CFR or C&F—that is, cost plus freight (...named port of destination). It means that the seller must pay for the expenses and freight required to transport the goods to the designated port of destination. However, after the goods are delivered to the ship's deck, the risk, loss or damage of the goods and the additional expenses incurred after the accident are caused by the goods crossing the designated port. After the ship's side, the seller turned to the buyer. In addition, the seller is required to handle the customs clearance procedures for the goods. This term applies to shipping or inland shipping.
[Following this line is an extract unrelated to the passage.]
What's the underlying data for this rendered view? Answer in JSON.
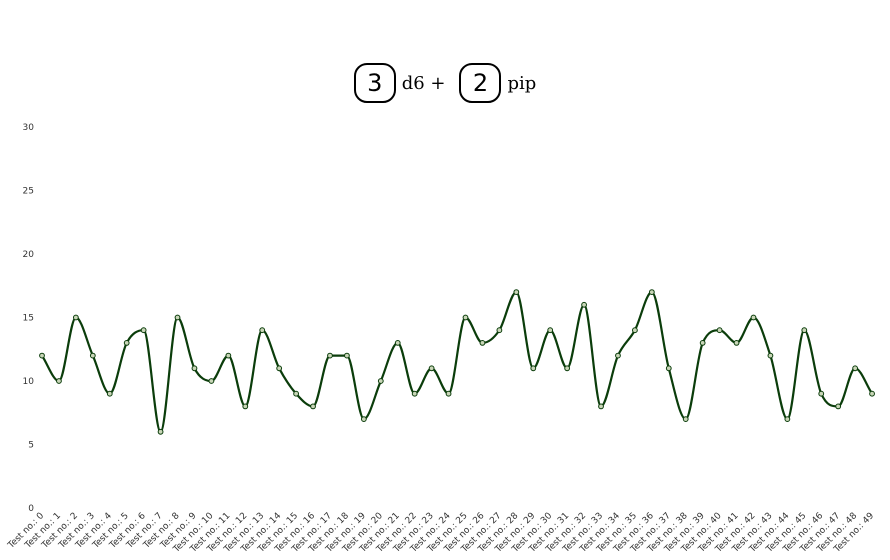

CIF - ie cost, insurance plus freight (...named port of destination). It means that the seller shall bear the same obligations as the CCAR in addition to the term cost and freight, and the seller must also handle the maritime insurance of the goods lost or damaged by the buyer during transportation and pay the insurance premium. This term applies to shipping or inland shipping.
The same point and difference of FOB CIF CFR
What they have in common is: 1. Both apply only to shipping and inland shipping, and do not apply to other modes of transportation. 2. The place of delivery is at the port of shipment, that is, the seller completes the delivery at the port of shipment. In particular, note that the CIF term is delivered at the port of shipment, not at the port of destination. 3. The boundaries of risk transfer are the same, and the risk is that the goods are transported to the importer at the port of shipment. 4, are symbolic delivery.
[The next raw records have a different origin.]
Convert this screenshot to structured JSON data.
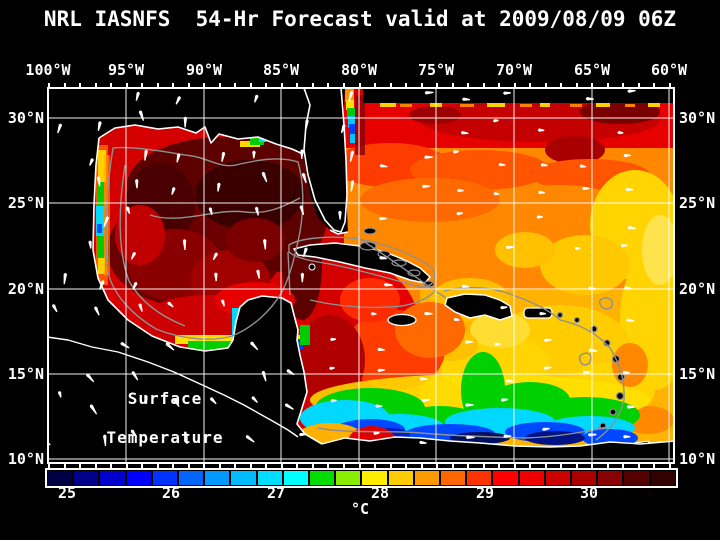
{
  "title": "NRL IASNFS  54-Hr Forecast valid at 2009/08/09 06Z",
  "axes": {
    "lon_ticks": [
      "100°W",
      "95°W",
      "90°W",
      "85°W",
      "80°W",
      "75°W",
      "70°W",
      "65°W",
      "60°W"
    ],
    "lat_ticks_left": [
      "30°N",
      "25°N",
      "20°N",
      "15°N",
      "10°N"
    ],
    "lat_ticks_right": [
      "30°N",
      "25°N",
      "20°N",
      "15°N",
      "10°N"
    ]
  },
  "annotation": {
    "line1": "Surface",
    "line2": "Temperature"
  },
  "colorbar": {
    "unit": "°C",
    "ticks": [
      "25",
      "26",
      "27",
      "28",
      "29",
      "30"
    ],
    "segments": [
      "#000044",
      "#000088",
      "#0000cc",
      "#0000ff",
      "#0033ff",
      "#0066ff",
      "#0099ff",
      "#00bbff",
      "#00ddff",
      "#00ffff",
      "#00dd00",
      "#88ee00",
      "#ffee00",
      "#ffcc00",
      "#ff9900",
      "#ff6600",
      "#ff3300",
      "#ff0000",
      "#ee0000",
      "#cc0000",
      "#aa0000",
      "#880000",
      "#550000",
      "#330000"
    ]
  },
  "colors": {
    "background": "#000000",
    "frame": "#ffffff",
    "grid": "#ffffff",
    "coastline": "#ffffff",
    "bathymetry": "#909090",
    "land": "#000000",
    "text": "#ffffff",
    "wind_arrow": "#ffffff"
  }
}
Differences: 1. The two sides have different division of labor in transportation and insurance. FOB terms are the importer's responsibility for transportation and insurance, CIF is the exporter's responsibility for transportation and insurance, CFR is the exporter's responsibility for transportation, and the importer is responsible for insurance. 2, the composition of the price of goods is different. FOB is only the cost price, CIF is the "cost price + insurance + shipping" price, CFR is the "cost price + freight" price.